Poetry led me back to bread.
I was in Youngstown last weekend for the amazing Lit Youngstown Festival. Being a hermit-y sort, I’ve never been to a literary festival before but went because an awesome thing happened. An excerpt from a poem of mine was stamped on a sidewalk along with the work of three other poets. It has been a season of surreal poetry honors for me.
After the sidewalk dedications, I had no idea where my car was parked. A wonderful new writer friend, Cherise, said she’d walk me there. Turned out my car was at least a half hour away, which gave us time to talk about obscure movies, gardening, and the strange culinary explorations we’re on as people with health issues/food allergies. Cherise told me about a bread recipe she makes that has only two ingredients if one doesn’t count water — it’s simply buckwheat and salt.
A few years ago I ordered a 25 pound bag of organic buckwheat groats from our food co-op. Getting through it has been a challenge. Here and there I’ve ground it into flour or made puffed groats. My family is pretty tolerant of the many grains I toss into things (although teff nearly caused a revolt). But I gave up baked goods myself years ago. I can’t eat wheat and I’m allergic to many of the ingredients that go into gluten-free products (eggs, corn, psyllium husk, etc). Although I bake bread every week for my family, I just don’t eat bread/buns/wraps/chips.
But I thought I’d give Cherise’s recipe a try. If my angry beast of a body refused to tolerate the bread I could feed it to the chickens. But turned out amazing. The original recipe, from Nele Liivlaid’s site Nutriplanet, suggests the addition of oregano and sunflower seeds. Those aren’t necessary, but the second time I made the loaf I used sunflower seeds and sesame seeds. Excellent flavors when toasted!
Fermented Buckwheat Bread
2 cups raw buckwheat groats*
1 ¼ cup filtered water (plus water to soak)
½ teaspoon salt
3 tablespoons sunflower seeds
1 tablespoon sesame seeds
Soak buckwheat groats in water for 6 to 8 hours. There may be some discoloration at the very top, that’s normal.
Dump the soaked grains into a colander, rinse a bit, then let drain 10 minutes or so to get out residual water. (The liquid after soaking is quite gooey.)
Put 1 1/4 cup water in blender and add drained buckwheat. Blend until smooth batter forms.
Pour the batter into glass, ceramic, or plastic bowl (not metal). Cover the bowl with a plate or cloth, then let it ferment in a warm place. If your kitchen is toasty warm, perfect. If your stove has a proofing drawer, excellent. The ideal temperature is 95°F. I cover my bowl tightly, then set it inside our dehydrator turned to 95°F (herb setting). Let rise at 95°F for 7 hours or so. If you don’t have a way to keep it that warm, you can ferment at room temperature for up to 22 hours. After fermenting you should see the batter has risen a bit and small bubbles have formed.

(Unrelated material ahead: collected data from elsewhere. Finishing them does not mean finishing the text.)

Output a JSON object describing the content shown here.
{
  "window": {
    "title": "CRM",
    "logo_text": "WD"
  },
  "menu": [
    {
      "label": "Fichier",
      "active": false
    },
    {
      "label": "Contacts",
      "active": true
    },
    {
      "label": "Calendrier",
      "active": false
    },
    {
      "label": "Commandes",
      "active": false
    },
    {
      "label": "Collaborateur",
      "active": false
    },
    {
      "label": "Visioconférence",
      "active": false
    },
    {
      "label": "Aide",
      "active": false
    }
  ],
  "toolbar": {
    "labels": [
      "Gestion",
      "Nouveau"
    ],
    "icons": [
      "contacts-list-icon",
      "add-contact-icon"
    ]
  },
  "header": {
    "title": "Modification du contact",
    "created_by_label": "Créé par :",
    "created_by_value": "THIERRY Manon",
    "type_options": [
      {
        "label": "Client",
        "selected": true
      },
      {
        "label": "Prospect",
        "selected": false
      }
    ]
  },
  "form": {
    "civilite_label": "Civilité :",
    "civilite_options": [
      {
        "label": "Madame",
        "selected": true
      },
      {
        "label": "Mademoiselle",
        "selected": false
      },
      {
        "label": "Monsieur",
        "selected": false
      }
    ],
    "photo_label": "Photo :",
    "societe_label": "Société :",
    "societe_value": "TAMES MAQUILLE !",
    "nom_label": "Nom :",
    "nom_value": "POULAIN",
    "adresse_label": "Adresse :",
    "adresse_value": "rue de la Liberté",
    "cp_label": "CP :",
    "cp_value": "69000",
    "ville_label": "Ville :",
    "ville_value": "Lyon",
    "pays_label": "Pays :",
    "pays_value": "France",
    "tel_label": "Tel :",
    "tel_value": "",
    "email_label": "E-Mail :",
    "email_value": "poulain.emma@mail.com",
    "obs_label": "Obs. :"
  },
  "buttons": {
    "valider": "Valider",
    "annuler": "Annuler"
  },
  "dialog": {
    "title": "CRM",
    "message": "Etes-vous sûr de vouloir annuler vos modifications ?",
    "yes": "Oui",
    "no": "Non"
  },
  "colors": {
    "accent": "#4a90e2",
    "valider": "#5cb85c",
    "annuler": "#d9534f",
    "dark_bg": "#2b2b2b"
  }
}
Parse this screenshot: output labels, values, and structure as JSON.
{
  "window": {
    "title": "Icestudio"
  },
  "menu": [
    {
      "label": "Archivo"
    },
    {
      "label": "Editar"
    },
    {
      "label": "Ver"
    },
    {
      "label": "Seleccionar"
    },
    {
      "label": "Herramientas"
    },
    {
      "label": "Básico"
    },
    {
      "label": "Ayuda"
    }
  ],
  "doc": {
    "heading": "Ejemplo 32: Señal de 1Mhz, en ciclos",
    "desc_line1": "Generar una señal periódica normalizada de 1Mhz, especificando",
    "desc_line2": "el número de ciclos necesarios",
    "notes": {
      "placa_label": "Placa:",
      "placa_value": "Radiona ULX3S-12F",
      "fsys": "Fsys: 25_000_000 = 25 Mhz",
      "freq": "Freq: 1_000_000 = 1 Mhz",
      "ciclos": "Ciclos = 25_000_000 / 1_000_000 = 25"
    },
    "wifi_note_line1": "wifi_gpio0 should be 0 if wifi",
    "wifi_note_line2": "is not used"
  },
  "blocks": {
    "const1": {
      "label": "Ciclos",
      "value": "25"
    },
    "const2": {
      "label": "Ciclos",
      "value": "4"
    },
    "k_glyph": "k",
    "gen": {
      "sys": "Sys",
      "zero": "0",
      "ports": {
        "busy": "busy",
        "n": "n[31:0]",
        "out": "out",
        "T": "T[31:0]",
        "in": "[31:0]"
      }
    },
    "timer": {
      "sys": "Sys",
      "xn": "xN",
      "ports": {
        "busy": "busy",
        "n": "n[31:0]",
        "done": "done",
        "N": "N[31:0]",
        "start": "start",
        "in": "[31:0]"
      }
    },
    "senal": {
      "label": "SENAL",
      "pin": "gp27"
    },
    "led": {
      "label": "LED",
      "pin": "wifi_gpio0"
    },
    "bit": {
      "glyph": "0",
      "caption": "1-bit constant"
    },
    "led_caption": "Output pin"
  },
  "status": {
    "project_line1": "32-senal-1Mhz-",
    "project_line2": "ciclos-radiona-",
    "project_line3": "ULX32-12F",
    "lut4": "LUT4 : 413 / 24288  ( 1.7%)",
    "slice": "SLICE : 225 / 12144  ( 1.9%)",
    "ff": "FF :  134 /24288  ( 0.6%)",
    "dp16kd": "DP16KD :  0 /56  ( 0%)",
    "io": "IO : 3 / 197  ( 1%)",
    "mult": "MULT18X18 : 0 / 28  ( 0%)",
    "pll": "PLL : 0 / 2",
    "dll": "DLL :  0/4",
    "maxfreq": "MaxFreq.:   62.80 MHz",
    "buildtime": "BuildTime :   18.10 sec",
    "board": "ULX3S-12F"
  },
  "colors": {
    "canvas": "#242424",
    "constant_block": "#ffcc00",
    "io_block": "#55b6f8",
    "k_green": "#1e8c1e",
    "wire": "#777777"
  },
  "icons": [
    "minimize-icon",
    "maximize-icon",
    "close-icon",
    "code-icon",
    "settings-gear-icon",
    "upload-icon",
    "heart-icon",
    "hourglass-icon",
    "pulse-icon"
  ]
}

Now add salt and any other optional ingredients. Mix gently with a non-metal spoon. Do not over-mix, you want to keep the batter fluffy.
Pour batter into large loaf pan lined with parchment paper. (I use a large and mini-loaf size to avoid oven spillage.) Put the pan or pans back into your warm area to rise a bit more – an hour or two at 95°F really helps. (I have forgotten the parchment. The bread comes out of a greased pan pretty well.)
Put the pan or pans into the oven, then turn the heat to 350°F. Start timing once the oven reaches temperature. A tiny loaf pan takes about 35 to 40 minutes, a large loaf pan about 45 to 55 minutes. It’s done when firm on top and pulled away from the sides.
Remove bread from pan and place on cooling rack. Don’t slice until cool or nearly cool.
This bread is best toasted.
It freezes well. Slice, place waxed paper or parchment between slices for easy removal, place in freezer bag or freezer container.
Serving suggestions, toast and then add:
Hummus and tomatoes.
Nut butter and bananas.
Guacamole and black beans.
Roasted garlic and cheese, broil till cheese melts.
*This recipe only works with raw buckwheat groats. Not toasted (kasha). Not buckwheat flour.